Okay, I am thinking I will start a draft post to keep some notes on my refactoring of that test code for using a learning rate scheduler. May never post it but it seems like it’s worth doing so—I am prone to forgetting the whys and whats of my code and there are few to no comments or class/function/module documentation in general.
Update Global Variables and Command Line Arguments
I will start by setting up a number of variables in the config module. I will also add command line options for most of them. And, I will add new variables for the number of steps the decay should take and at what interval a scheduler step should occur. Those were 25 and 130 respectively in the first post on using a learning rate scheduler.
Initial attempt looks like the following.
... ...
# learning rate scheduler
use_lrs = True # use a learning rate scheduler?
lrs_unit = 'batch' # decay over 'batch'es or 'epoch's
lrs_eps = 5 # how many epochs to decay over
lrs_init = 0.01 # intiial learning rate if using learning rate scheduler
# using torch.optim.lr_scheduler.StepLR
lrs_steps = 25 # number of steps to go from init lr to final lr, using
# these next two will need to be recalculated once cl args obtained
# and we will also need number of batches per epoch if lrs_unit is batch
# gamma value to use with StepLR
lrs_gamma = (g_lr / lrs_init)**(1/lrs_steps)

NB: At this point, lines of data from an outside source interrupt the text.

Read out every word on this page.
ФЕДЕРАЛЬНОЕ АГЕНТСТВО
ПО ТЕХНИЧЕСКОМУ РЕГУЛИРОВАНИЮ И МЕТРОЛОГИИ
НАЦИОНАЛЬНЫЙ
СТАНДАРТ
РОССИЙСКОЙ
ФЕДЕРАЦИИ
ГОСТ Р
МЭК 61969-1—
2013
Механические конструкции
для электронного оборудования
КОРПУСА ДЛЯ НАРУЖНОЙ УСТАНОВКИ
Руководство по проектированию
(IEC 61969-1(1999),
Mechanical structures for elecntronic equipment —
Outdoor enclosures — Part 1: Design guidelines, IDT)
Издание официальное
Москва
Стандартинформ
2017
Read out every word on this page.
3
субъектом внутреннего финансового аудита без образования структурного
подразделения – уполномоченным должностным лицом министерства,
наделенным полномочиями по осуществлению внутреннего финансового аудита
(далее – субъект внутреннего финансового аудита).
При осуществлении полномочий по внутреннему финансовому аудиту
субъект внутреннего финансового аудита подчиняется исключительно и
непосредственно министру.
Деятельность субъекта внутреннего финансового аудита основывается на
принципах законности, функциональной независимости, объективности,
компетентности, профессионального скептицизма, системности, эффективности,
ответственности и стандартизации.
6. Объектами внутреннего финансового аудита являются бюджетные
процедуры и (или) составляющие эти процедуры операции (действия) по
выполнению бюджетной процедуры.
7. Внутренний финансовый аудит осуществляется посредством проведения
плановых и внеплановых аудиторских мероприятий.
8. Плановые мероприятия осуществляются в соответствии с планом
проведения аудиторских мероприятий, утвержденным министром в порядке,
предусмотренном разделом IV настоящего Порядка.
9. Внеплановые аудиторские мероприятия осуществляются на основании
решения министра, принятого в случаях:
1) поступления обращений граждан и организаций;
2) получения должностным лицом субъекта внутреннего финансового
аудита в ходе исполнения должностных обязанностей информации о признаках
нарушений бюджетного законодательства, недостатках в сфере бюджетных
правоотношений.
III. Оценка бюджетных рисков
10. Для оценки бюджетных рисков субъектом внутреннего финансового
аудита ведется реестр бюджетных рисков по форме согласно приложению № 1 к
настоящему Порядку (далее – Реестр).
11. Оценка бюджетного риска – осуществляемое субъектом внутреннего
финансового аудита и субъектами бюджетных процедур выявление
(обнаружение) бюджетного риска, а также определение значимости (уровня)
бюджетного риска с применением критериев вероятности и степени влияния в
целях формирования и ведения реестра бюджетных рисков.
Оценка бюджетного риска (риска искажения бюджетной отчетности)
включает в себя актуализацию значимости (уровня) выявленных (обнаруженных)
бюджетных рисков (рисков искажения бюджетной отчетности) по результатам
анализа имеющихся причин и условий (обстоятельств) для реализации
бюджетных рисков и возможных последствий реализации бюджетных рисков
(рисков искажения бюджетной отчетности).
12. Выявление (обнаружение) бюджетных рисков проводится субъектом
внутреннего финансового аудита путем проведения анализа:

lrs_interval = 130 # number of iterations before executing lrs step
... ...
parser.add_argument("-lrs", "--use_lrs", action="store_true", required=False, help="Use a learning rate scheduler")
parser.add_argument("-lru", "--lrs_unit", type=str, required=False, help="LR scheduler unit, 'batch' or 'epoch'")
parser.add_argument("-lre", "--lrs_eps", type=int, required=False, help="Number of epochs LR scheduler to decay over")
parser.add_argument("-lri", "--lrs_init", type=float, required=False, help="Initial LR scheduler learning rate value")
parser.add_argument("-lrp", "--lrs_steps", type=float, required=False, help="Total number of steps for LRS decay")
I also modified the values in the if
blocks used to check whether or not a LR scheduler step should be taken in the main module, cyc_gan
.
... ...
if iteration % cfg.lrs_interval == 0 and epoch < cfg.lrs_eps and new_lr > cfg.c_lr:
lrs_dA.step()
... ...
if iteration % cfg.lrs_interval == 0 and epoch < cfg.lrs_eps and new_lr > cfg.c_lr:
lrs_genr.step()
New Function
I am going to add a function to use the values of the LR scheduler variables to generate the gamma and interval values once the command line arguments have been processed. This function will need to called from the cyc_gan
module as it will need the number of batches per epoch.
def updt_lrs_vars(len_ds):
global lrs_gamma, lrs_interval
lrs_gamma = (g_lr / lrs_init)**(1/lrs_steps)
nbr_iters = int(len_ds / batch_sz)
if lrs_unit == 'batch':
lrs_interval = int(lrs_eps * nbr_iters / lrs_steps)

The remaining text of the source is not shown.